Dan Ellsworth, who leads an online support group helping people on their faith journeys, cautions that online spaces which “actively work to create a cynical and angry emotional baseline” aren’t neutral spaces, and instead often encourage people to interpret information through a lens of “grievance.”
He adds, “If our emotional baseline is healthy and happy,” humans are more likely to see the world in a way that is “generous and charitable.”
A faith reborn
In the book “Faith is Not Blind,” Bruce and Marie Hafen write of how faith can grow stronger after encountering complexity. “The ability to acknowledge ambiguity, an important step in our spiritual development, is not a final form of enlightenment — it is only the beginning,” they write.
“Resolving a faith crisis can be an authentic source of great spiritual growth,” they continue, citing the poet T.S. Eliot: “We shall not cease from exploration, and the end of all our exploring will be to arrive where we started, and to know the place for the first time.”
Alba said her faith became “100 times deeper and better and more real … something that I fought for, and that I valued a lot more.”
One of the most common themes across stories of reconversion, according to the BYU-Idaho researchers, was “something about refinding God, rekindling their relationship with God.”
Relationships are rekindled with other believers too. “I had feared there would be something punitive in the process of coming back,” Bradley says. “Couldn’t have been further from the reality. … It’s been a marvelous, beautiful, experience.”
Open to being surprised
“I always thought to myself, like there’s no way” to come back.
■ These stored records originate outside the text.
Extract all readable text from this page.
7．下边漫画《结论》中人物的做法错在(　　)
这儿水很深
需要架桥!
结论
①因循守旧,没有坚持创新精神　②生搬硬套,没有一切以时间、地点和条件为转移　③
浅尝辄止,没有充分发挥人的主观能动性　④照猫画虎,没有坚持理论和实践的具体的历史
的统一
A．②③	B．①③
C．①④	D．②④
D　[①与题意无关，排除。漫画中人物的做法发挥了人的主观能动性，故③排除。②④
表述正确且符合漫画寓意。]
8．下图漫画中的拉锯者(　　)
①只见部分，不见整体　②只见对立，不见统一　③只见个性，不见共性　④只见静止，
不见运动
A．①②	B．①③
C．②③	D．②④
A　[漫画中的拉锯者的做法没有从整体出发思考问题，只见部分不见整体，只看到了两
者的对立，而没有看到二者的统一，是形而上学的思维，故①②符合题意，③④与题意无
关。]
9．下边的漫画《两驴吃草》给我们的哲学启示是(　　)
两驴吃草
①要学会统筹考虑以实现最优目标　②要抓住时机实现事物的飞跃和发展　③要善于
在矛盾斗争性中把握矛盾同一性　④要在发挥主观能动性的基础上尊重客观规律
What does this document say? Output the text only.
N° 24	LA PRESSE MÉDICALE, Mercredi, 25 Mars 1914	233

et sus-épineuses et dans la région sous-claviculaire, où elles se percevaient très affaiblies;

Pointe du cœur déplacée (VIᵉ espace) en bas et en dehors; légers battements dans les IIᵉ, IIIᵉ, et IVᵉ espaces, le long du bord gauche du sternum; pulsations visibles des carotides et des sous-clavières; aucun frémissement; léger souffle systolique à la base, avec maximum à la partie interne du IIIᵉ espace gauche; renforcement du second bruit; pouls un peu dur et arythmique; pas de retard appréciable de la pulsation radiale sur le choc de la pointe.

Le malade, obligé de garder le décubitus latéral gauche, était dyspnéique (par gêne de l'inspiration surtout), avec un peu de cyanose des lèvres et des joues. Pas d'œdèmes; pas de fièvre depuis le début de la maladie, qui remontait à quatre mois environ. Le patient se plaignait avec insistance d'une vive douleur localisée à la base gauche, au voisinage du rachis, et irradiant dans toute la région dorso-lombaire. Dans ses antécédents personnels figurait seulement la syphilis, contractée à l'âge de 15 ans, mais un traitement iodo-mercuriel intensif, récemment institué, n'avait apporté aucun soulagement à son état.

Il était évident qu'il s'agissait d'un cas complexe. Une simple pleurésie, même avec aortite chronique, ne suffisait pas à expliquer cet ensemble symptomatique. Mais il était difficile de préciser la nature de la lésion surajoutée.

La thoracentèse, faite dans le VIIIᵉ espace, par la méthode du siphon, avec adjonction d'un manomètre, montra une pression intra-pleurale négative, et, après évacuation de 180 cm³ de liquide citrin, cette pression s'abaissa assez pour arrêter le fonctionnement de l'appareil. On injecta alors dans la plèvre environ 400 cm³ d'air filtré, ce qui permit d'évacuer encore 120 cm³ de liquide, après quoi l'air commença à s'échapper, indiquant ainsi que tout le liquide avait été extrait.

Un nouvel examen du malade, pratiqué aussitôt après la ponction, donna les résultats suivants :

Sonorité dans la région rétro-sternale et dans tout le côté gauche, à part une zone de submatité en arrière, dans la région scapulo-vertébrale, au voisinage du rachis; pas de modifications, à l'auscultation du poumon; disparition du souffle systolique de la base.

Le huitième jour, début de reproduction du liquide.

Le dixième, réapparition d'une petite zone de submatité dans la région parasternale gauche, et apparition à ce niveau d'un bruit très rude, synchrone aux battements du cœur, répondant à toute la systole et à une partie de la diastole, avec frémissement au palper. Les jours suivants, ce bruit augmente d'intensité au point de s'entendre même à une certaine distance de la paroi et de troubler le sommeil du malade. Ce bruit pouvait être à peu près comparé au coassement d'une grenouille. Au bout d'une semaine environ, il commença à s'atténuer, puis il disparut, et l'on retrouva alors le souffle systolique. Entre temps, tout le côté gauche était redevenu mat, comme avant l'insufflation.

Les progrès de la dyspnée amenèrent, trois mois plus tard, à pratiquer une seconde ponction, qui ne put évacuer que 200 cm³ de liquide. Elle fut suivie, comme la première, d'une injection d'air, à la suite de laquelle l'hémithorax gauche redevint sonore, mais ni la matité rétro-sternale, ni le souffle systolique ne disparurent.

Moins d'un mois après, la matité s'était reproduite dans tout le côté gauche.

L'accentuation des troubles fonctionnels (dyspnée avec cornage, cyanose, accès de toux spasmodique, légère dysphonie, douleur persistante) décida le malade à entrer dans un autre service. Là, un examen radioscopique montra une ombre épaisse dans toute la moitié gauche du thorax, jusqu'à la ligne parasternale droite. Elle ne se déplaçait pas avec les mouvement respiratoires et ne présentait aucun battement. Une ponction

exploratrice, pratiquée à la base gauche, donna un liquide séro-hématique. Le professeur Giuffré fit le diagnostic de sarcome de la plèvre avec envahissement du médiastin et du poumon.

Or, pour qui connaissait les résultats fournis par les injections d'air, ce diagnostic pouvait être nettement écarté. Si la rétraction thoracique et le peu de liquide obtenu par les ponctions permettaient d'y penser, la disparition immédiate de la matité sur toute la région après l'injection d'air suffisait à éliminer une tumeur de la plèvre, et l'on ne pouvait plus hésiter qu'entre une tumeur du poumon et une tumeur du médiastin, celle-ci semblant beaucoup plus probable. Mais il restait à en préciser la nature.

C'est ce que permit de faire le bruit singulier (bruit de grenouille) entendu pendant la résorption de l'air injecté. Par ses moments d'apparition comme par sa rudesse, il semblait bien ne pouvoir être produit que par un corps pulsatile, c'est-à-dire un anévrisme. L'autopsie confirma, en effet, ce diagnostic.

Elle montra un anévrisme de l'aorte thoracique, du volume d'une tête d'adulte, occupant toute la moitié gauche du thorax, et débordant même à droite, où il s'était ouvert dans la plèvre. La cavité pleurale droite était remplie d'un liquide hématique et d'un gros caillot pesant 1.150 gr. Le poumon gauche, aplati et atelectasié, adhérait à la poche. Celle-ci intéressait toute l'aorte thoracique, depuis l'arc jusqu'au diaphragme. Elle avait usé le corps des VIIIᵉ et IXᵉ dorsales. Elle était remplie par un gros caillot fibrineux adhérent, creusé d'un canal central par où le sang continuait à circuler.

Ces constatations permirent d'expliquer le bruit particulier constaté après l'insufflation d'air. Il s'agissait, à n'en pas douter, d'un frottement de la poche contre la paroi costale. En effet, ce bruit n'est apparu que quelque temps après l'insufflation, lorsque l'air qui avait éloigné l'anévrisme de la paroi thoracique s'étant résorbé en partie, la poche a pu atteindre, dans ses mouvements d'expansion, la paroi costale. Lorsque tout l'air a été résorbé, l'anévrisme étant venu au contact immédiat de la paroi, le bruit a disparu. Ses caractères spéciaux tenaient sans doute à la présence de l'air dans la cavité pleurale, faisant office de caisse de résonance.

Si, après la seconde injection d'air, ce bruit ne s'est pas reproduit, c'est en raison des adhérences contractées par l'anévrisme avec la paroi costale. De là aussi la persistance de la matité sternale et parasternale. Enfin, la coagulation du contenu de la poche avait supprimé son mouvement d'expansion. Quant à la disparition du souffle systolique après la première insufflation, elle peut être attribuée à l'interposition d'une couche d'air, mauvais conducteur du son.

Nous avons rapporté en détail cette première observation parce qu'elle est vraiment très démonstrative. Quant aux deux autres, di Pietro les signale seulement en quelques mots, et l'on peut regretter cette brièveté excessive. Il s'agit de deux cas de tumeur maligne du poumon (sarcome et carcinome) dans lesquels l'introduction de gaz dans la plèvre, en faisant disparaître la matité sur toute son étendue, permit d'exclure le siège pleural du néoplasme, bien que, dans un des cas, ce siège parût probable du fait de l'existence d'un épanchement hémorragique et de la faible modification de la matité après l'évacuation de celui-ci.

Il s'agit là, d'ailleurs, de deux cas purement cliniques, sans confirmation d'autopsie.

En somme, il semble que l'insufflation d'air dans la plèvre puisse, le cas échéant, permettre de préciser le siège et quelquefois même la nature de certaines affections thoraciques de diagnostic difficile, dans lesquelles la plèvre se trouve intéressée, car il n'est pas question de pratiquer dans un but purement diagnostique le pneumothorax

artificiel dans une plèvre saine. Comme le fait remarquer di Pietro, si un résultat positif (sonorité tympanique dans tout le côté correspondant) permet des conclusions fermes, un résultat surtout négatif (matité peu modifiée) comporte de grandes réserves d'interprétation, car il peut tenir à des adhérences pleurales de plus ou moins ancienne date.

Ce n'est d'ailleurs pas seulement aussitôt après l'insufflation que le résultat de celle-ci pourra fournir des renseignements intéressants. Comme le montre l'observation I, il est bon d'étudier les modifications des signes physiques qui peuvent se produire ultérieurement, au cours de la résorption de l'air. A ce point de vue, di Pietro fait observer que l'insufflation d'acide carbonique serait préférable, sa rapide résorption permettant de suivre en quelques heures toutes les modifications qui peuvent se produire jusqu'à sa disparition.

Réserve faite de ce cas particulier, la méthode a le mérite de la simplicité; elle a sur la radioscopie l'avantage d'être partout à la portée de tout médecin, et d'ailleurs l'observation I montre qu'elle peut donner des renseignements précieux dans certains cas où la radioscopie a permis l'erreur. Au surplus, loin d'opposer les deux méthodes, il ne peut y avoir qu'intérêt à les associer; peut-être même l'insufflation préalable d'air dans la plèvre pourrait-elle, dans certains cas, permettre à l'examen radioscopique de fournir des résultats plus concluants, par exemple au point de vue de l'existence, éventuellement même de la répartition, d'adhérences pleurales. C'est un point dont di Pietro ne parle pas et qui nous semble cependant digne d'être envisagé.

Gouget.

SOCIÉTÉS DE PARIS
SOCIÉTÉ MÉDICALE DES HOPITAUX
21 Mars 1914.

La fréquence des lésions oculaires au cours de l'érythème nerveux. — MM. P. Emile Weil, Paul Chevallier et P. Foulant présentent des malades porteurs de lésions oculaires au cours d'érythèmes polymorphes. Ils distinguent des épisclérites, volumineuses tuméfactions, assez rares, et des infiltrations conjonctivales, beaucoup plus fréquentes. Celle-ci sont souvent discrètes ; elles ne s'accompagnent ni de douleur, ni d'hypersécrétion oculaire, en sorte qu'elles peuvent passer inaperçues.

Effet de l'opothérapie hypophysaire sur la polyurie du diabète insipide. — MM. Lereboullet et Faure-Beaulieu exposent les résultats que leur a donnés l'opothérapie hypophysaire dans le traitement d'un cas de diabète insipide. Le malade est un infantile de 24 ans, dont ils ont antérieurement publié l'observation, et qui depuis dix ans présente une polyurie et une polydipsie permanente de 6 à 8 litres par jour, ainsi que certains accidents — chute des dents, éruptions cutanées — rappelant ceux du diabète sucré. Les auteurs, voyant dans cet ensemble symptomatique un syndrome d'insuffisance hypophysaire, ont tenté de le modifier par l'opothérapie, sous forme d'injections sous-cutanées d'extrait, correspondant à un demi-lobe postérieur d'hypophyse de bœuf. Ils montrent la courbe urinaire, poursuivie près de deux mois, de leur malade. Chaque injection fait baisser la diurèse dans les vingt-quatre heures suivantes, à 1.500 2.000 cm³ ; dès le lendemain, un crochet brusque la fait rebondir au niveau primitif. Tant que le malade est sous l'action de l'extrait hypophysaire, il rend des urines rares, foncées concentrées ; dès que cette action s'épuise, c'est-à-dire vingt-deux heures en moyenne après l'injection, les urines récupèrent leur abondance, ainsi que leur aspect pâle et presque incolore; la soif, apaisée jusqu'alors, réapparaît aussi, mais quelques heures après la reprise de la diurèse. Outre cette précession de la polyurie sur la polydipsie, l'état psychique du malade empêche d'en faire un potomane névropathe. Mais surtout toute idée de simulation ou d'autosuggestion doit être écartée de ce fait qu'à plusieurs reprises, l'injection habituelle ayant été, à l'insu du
Now, Wade added, “I hope to be someone who can tell those people, hey, there is a way.”
When it comes to complex faith journeys, he said, “I intimately understand the heartache and the trauma and the struggle. … I don’t dismiss anybody questioning and feeling hurt. I get it, I absolutely get it.”
“My encouragement is just to leave a little crack open — never say never.”
This is the second in a series exploring stories of people who come back to faith.